Pot arrest in Eldorado Forest may be wiped clean from suspect’s record
By Denny Walsh, Sacramento Bee
Kelly J. Michael was an enemy of the United States in the war on marijuana for more than two years.
He was found in April 2010 by a U.S. Forest Service sleuth in the Eldorado National Forest with less than one-eighth of an ounce of pot in a jar. Nearby was a grinder to make it suitable for rolling a joint.
He and a friend were charged, although charges were dropped for the friend because of a doctor’s recommendation.
But Michael had no such recommendation.
The ensuing battle royal over about a joint’s worth of marijuana began and ended in a Sacramento courtroom, but not before it found its way to the highest court in the West, the 9th U.S. Circuit Court of Appeals.
Prosecutors’ relentless efforts to hang a federal drug conviction on Michael were finally squashed last week when U.S. Magistrate Judge Kendall J. Newman dismissed the case.
An Arden Park resident, now 29, Michael didn’t contest the charges, pleading guilty to misdemeanor possession of a controlled substance and ready to face sentencing in November 2010. First Assistant Federal Defender Linda Harter asked for a fine and unsupervised probation.
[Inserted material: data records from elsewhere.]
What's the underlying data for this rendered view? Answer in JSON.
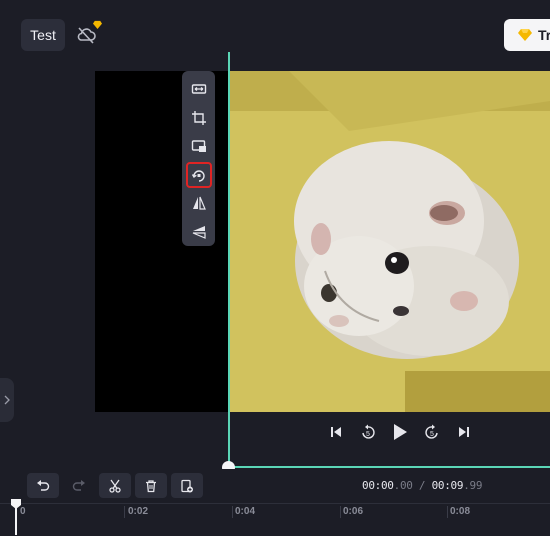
{
  "project": {
    "title": "Test"
  },
  "header": {
    "upgrade_label": "Tr"
  },
  "preview": {
    "toolbar": [
      {
        "name": "fit-icon",
        "selected": false
      },
      {
        "name": "crop-icon",
        "selected": false
      },
      {
        "name": "picture-in-picture-icon",
        "selected": false
      },
      {
        "name": "rotate-icon",
        "selected": true
      },
      {
        "name": "flip-horizontal-icon",
        "selected": false
      },
      {
        "name": "flip-vertical-icon",
        "selected": false
      }
    ]
  },
  "player": {
    "current_time_main": "00:00",
    "current_time_frac": ".00",
    "separator": "/",
    "total_time_main": "00:09",
    "total_time_frac": ".99",
    "skip_back_label": "5",
    "skip_forward_label": "5"
  },
  "timeline": {
    "ticks": [
      {
        "label": "0"
      },
      {
        "label": "0:02"
      },
      {
        "label": "0:04"
      },
      {
        "label": "0:06"
      },
      {
        "label": "0:08"
      }
    ]
  },
  "colors": {
    "accent": "#5bd6b6",
    "highlight": "#e02424",
    "gem": "#f5b800"
  }
}
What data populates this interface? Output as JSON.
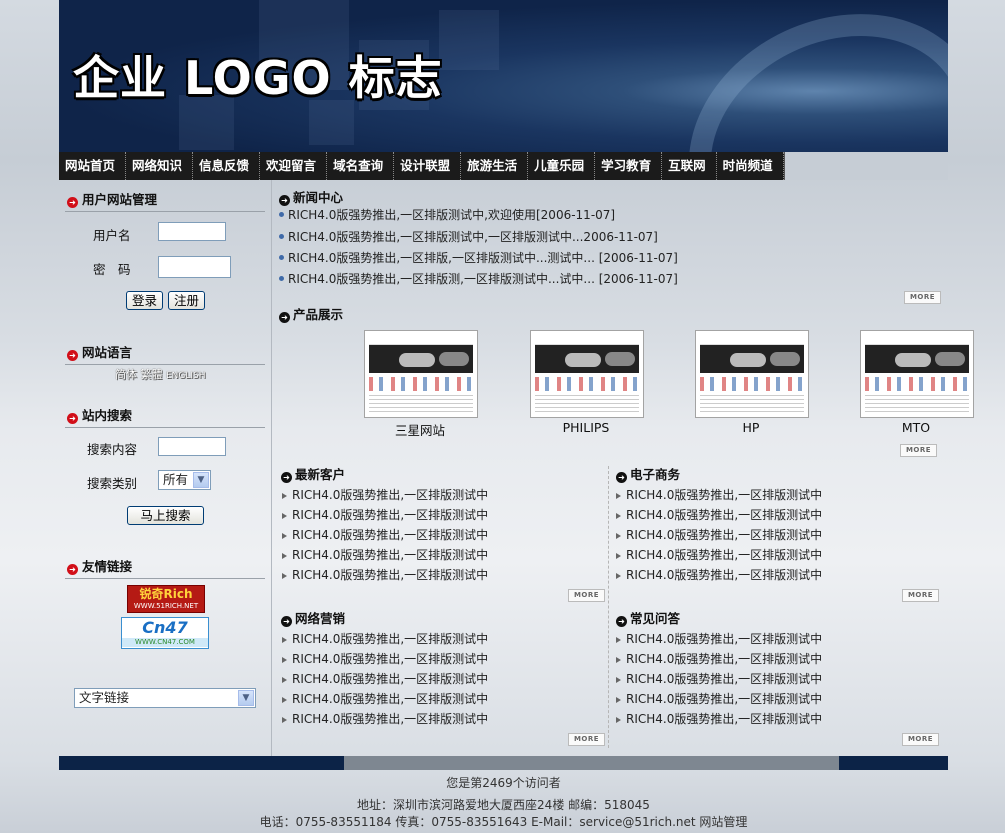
{
  "banner": {
    "logo_text": "企业 LOGO 标志"
  },
  "nav": [
    "网站首页",
    "网络知识",
    "信息反馈",
    "欢迎留言",
    "域名查询",
    "设计联盟",
    "旅游生活",
    "儿童乐园",
    "学习教育",
    "互联网",
    "时尚频道"
  ],
  "sidebar": {
    "login": {
      "title": "用户网站管理",
      "username_label": "用户名",
      "password_label": "密　码",
      "login_btn": "登录",
      "register_btn": "注册"
    },
    "language": {
      "title": "网站语言",
      "options": [
        "简体",
        "繁體",
        "ENGLISH"
      ]
    },
    "search": {
      "title": "站内搜索",
      "content_label": "搜索内容",
      "type_label": "搜索类别",
      "type_value": "所有",
      "search_btn": "马上搜索"
    },
    "links": {
      "title": "友情链接",
      "logo1_text": "锐奇Rich",
      "logo1_sub": "WWW.51RICH.NET",
      "logo2_text": "Cn47",
      "logo2_sub": "WWW.CN47.COM",
      "select_value": "文字链接"
    }
  },
  "main": {
    "news": {
      "title": "新闻中心",
      "items": [
        "RICH4.0版强势推出,一区排版测试中,欢迎使用[2006-11-07]",
        "RICH4.0版强势推出,一区排版测试中,一区排版测试中...2006-11-07]",
        "RICH4.0版强势推出,一区排版,一区排版测试中...测试中... [2006-11-07]",
        "RICH4.0版强势推出,一区排版测,一区排版测试中...试中... [2006-11-07]"
      ]
    },
    "more_label": "MORE",
    "products": {
      "title": "产品展示",
      "items": [
        "三星网站",
        "PHILIPS",
        "HP",
        "MTO"
      ]
    },
    "clients": {
      "title": "最新客户",
      "items": [
        "RICH4.0版强势推出,一区排版测试中",
        "RICH4.0版强势推出,一区排版测试中",
        "RICH4.0版强势推出,一区排版测试中",
        "RICH4.0版强势推出,一区排版测试中",
        "RICH4.0版强势推出,一区排版测试中"
      ]
    },
    "ecommerce": {
      "title": "电子商务",
      "items": [
        "RICH4.0版强势推出,一区排版测试中",
        "RICH4.0版强势推出,一区排版测试中",
        "RICH4.0版强势推出,一区排版测试中",
        "RICH4.0版强势推出,一区排版测试中",
        "RICH4.0版强势推出,一区排版测试中"
      ]
    },
    "marketing": {
      "title": "网络营销",
      "items": [
        "RICH4.0版强势推出,一区排版测试中",
        "RICH4.0版强势推出,一区排版测试中",
        "RICH4.0版强势推出,一区排版测试中",
        "RICH4.0版强势推出,一区排版测试中",
        "RICH4.0版强势推出,一区排版测试中"
      ]
    },
    "faq": {
      "title": "常见问答",
      "items": [
        "RICH4.0版强势推出,一区排版测试中",
        "RICH4.0版强势推出,一区排版测试中",
        "RICH4.0版强势推出,一区排版测试中",
        "RICH4.0版强势推出,一区排版测试中",
        "RICH4.0版强势推出,一区排版测试中"
      ]
    }
  },
  "footer": {
    "visitors": "您是第2469个访问者",
    "address": "地址：深圳市滨河路爱地大厦西座24楼 邮编：518045",
    "contact": "电话：0755-83551184 传真：0755-83551643 E-Mail：service@51rich.net 网站管理"
  }
}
She pointed out that her client had undergone extensive treatment, including psychological counseling, for hyperhidrosis, a medical condition that causes excessive sweating, stress and depression. Michael found that marijuana eases his anxiety and, after the arrest, he got a recommendation to use pot from one of his doctors, as California requires.
Harter noted that Michael had recently completed a nine-month educational program on substance abuse as a result of a 2009 drunken driving violation, the only thing on his rap sheet.
But the judge handed down a sentence of a year’s supervised probation, including frequent drug and alcohol testing and mental health treatment, plus a $1,000 fine.
That sentence “is a little bit much considering what happens down the street,” Harter told Newman, referring to a bill just signed by then-Gov. Arnold Schwarzenegger that made possession of less than 28.5 grams of marijuana – Michael had 2.4 grams – a civil infraction in California, punishable by a $100 fine.
Newman, however, said “I am not going to turn a blind eye and say please go forward and smoke marijuana, just don’t do it on federal property.” He also said “there may very well yet be ways to help this gentleman cope with his issues” other than pot.